Here are the headline records and milestones the Volta Tensor Core GPU has hit, according to the team’s intensive and rigorous testing:
- When it trains a ResNet-50, one V100 TensorCore GPU can achieve more than 1,075 images every second. That is apparently four times more than the Pascal GPU, the previous generation of Nvidia’s GPU microarchitecture.
- Last year, one DGX-1 server supported by 8 TensorCore V100s could achieve 4,200 images a second (still a hell of a lot). Now it can achieve 7,850.
- One AWS P3 cloud instance supported by 8 TensorCore V100s Res-Net50 in less than 3 hours. That’s three times faster than on a single TPU.
But what do these advances in performance mean in practice? And has Nvidia really managed to outperform its competitors?
Volta Tensor Core GPUs might not be as fast as you think
Nvidia is clearly pretty excited about what it has achieved. Certainly the power of the Volta Tensor Core GPUs are impressive and not to be sniffed at. But website ExtremeTech poses a caveat. The piece argues that there are problems with using FLOPS ( floating point operations per second) as a metric for performance.
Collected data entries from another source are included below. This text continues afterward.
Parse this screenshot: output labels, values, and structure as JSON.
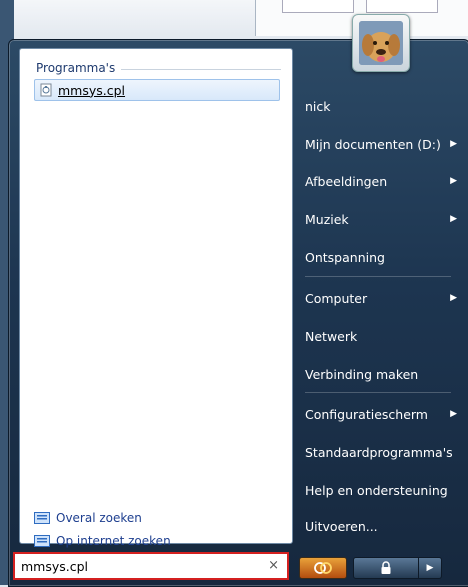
{
  "search_results": {
    "group_header": "Programma's",
    "items": [
      {
        "label": "mmsys.cpl",
        "icon": "control-panel-file-icon"
      }
    ]
  },
  "search_links": [
    {
      "label": "Overal zoeken",
      "icon": "search-everywhere-icon"
    },
    {
      "label": "Op internet zoeken",
      "icon": "search-internet-icon"
    }
  ],
  "search": {
    "value": "mmsys.cpl",
    "clear_label": "×"
  },
  "right_pane": {
    "items": [
      {
        "label": "nick",
        "has_arrow": false
      },
      {
        "label": "Mijn documenten (D:)",
        "has_arrow": true
      },
      {
        "label": "Afbeeldingen",
        "has_arrow": true
      },
      {
        "label": "Muziek",
        "has_arrow": true
      },
      {
        "label": "Ontspanning",
        "has_arrow": false
      },
      {
        "label": "Computer",
        "has_arrow": true
      },
      {
        "label": "Netwerk",
        "has_arrow": false
      },
      {
        "label": "Verbinding maken",
        "has_arrow": false
      },
      {
        "label": "Configuratiescherm",
        "has_arrow": true
      },
      {
        "label": "Standaardprogramma's",
        "has_arrow": false
      },
      {
        "label": "Help en ondersteuning",
        "has_arrow": false
      },
      {
        "label": "Uitvoeren...",
        "has_arrow": false
      }
    ],
    "arrow_glyph": "▶"
  },
  "power": {
    "power_icon": "power-icon",
    "lock_icon": "lock-icon",
    "menu_arrow": "▶"
  },
  "colors": {
    "search_highlight": "#d42020",
    "menu_bg": "#1d3550",
    "link": "#1e3f8f"
  }
}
This is because the mathematical formula that’s used to calculate FLOPs assumes a degree of consistency in how something is processed that may be misleading. One GPU, for example, might have higher potential FLOPS but not be running at capacity. It could, of course be outperformed by an ‘inferior’ GPU.
Other studies (this one from RiseML) have indicated that Google’s TPU actually performs better than Nvidia’s offering (when using a different test). Admittedly the difference wasn’t huge, but enough when you consider that it’s significantly cheaper than the Volta.
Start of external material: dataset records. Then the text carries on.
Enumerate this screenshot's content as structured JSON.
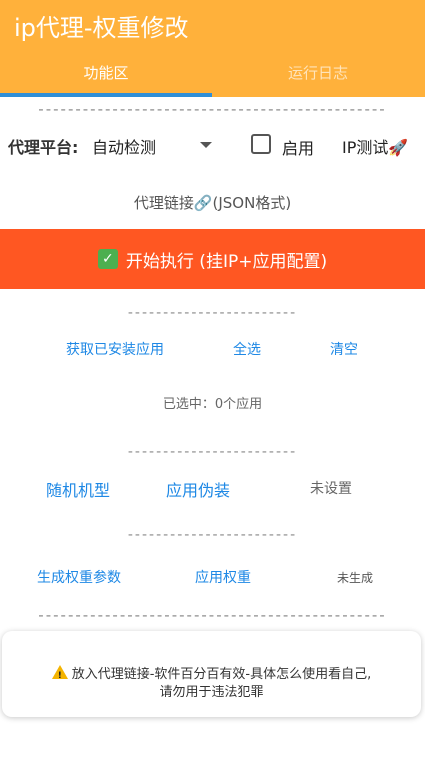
{
  "app": {
    "title": "ip代理-权重修改"
  },
  "tabs": [
    {
      "label": "功能区",
      "active": true
    },
    {
      "label": "运行日志",
      "active": false
    }
  ],
  "colors": {
    "appbar": "#FFB13B",
    "tab_indicator": "#2F8FD8",
    "run_button": "#FF5722",
    "link": "#1E88E5"
  },
  "dividers": {
    "long": "-----------------------------------------------",
    "short": "------------------------"
  },
  "proxy": {
    "platform_label": "代理平台:",
    "platform_value": "自动检测",
    "enable_label": "启用",
    "enable_checked": false,
    "ip_test_label": "IP测试🚀"
  },
  "link_section": {
    "label": "代理链接🔗(JSON格式)"
  },
  "run": {
    "label": "开始执行 (挂IP+应用配置)"
  },
  "apps": {
    "get_installed": "获取已安装应用",
    "select_all": "全选",
    "clear": "清空",
    "selected_status": "已选中：0个应用"
  },
  "device": {
    "random_model": "随机机型",
    "app_disguise": "应用伪装",
    "status": "未设置"
  },
  "weight": {
    "generate_params": "生成权重参数",
    "apply_weight": "应用权重",
    "status": "未生成"
  },
  "notice": {
    "line1": "放入代理链接-软件百分百有效-具体怎么使用看自己,",
    "line2": "请勿用于违法犯罪"
  }
}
Ultimately, the difference between the two is as much about what you want from your GPU or TPU. Google might give you a little more power but there’s much less flexibility than you get with the Volta. It will be interesting to see how the competition changes over the next few years. Based on current form Nvidia and Google are going to be leading the way for some time, whoever has bragging rights about performance.